Who will clean the Augean stables that is the NHS? Commentators bemoan the vested interests which hold back reform of banking, but those interests are rank amateurs beside the people who are remunerated by the taxpayer to send patients to an early grave. Attempts at NHS reform are stymied at every turn.
And, as Phil Hammond (Private eye’s MD columnist and himself a medic), persuasively argues in the Times, it’s not as if the NHS hasn’t had to face up to many other scandals before, including the disastrous performance of Bristol Royal Infirmary’s cardiac unit, which he was the first to bring to public attention.
A few years ago I attended a lecture by an investigative journalist who had exposed the extent to which German businesses operated with forced or slave labour during the Second World War. Many of these companies continued to prosper after the 1945 and are, even today, contributing to the health and welfare of the German economy.

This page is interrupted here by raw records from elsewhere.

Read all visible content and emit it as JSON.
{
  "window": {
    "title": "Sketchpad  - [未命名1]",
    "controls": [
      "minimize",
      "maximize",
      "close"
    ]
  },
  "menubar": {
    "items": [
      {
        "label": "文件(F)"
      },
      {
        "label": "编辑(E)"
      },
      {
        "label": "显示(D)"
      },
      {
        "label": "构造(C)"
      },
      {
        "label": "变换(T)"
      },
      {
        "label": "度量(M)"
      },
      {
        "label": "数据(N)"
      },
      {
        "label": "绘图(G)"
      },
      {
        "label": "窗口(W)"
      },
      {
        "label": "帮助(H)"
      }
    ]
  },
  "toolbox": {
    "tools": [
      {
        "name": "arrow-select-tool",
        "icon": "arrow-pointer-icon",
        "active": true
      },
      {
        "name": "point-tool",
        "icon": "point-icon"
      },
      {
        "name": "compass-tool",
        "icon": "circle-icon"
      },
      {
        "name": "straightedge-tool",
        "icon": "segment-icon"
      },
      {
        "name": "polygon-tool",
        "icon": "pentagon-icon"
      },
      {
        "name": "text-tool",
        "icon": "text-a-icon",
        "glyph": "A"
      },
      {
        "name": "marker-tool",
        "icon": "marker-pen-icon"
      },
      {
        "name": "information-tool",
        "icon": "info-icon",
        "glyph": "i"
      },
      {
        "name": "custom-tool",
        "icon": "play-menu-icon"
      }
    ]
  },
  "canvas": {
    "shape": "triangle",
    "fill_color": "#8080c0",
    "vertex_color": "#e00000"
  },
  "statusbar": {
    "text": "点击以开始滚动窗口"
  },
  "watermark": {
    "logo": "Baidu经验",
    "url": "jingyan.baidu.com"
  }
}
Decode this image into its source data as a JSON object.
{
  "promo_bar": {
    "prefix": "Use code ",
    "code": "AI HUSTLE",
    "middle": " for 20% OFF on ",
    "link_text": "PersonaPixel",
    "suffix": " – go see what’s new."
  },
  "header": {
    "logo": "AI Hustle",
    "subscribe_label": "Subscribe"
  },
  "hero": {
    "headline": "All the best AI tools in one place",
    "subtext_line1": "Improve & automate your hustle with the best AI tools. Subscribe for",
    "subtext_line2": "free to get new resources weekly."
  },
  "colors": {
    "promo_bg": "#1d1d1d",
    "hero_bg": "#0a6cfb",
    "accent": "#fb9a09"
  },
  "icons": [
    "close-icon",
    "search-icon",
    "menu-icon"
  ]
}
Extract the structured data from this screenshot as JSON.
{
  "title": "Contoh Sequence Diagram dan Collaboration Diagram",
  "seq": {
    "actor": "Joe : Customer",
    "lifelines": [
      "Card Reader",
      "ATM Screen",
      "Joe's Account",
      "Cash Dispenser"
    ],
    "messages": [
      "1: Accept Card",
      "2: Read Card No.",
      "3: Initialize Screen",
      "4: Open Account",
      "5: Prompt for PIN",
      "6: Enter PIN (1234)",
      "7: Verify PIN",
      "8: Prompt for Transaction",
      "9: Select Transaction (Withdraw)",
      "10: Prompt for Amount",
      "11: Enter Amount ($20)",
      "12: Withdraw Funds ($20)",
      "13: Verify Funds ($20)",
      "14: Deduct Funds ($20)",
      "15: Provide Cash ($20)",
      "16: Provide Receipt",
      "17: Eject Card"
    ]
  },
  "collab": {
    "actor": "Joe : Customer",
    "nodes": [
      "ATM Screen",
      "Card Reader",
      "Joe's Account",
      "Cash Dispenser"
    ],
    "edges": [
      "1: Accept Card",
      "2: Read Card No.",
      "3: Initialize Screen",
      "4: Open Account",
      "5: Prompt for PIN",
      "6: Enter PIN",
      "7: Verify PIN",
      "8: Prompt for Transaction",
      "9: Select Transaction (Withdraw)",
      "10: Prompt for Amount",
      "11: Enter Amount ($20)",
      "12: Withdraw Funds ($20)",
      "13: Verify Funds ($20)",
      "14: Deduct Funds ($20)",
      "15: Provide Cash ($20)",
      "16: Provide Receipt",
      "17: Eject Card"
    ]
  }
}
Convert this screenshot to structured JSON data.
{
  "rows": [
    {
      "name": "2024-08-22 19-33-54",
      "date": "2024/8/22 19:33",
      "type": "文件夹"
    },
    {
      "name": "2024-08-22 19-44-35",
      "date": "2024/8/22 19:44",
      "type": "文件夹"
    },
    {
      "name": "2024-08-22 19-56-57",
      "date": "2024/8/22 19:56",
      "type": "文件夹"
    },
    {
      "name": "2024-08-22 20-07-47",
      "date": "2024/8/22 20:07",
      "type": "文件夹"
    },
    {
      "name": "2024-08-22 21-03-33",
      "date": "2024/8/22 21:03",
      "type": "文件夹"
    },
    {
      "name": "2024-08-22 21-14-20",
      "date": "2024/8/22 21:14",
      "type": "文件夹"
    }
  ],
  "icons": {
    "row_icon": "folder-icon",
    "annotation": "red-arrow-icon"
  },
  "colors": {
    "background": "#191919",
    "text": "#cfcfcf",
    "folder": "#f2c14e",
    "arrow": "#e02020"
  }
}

He believed that these businesses were so tainted by their past that they should simply be closed down. It was simply not acceptable that they had been allowed to continue.
Is the analogy with South Staffs unfair? One patient – a Polish lady - who died from neglect in South Staffs hospital was quoted in the Times. Her son noted that when she was a girl in Poland, she was put in a concentration camp. He went on: “On Ward II she told me in Polish so that the nurses wouldn’t hear, ‘at least in Auschwitz I have friends. In here I have nobody.”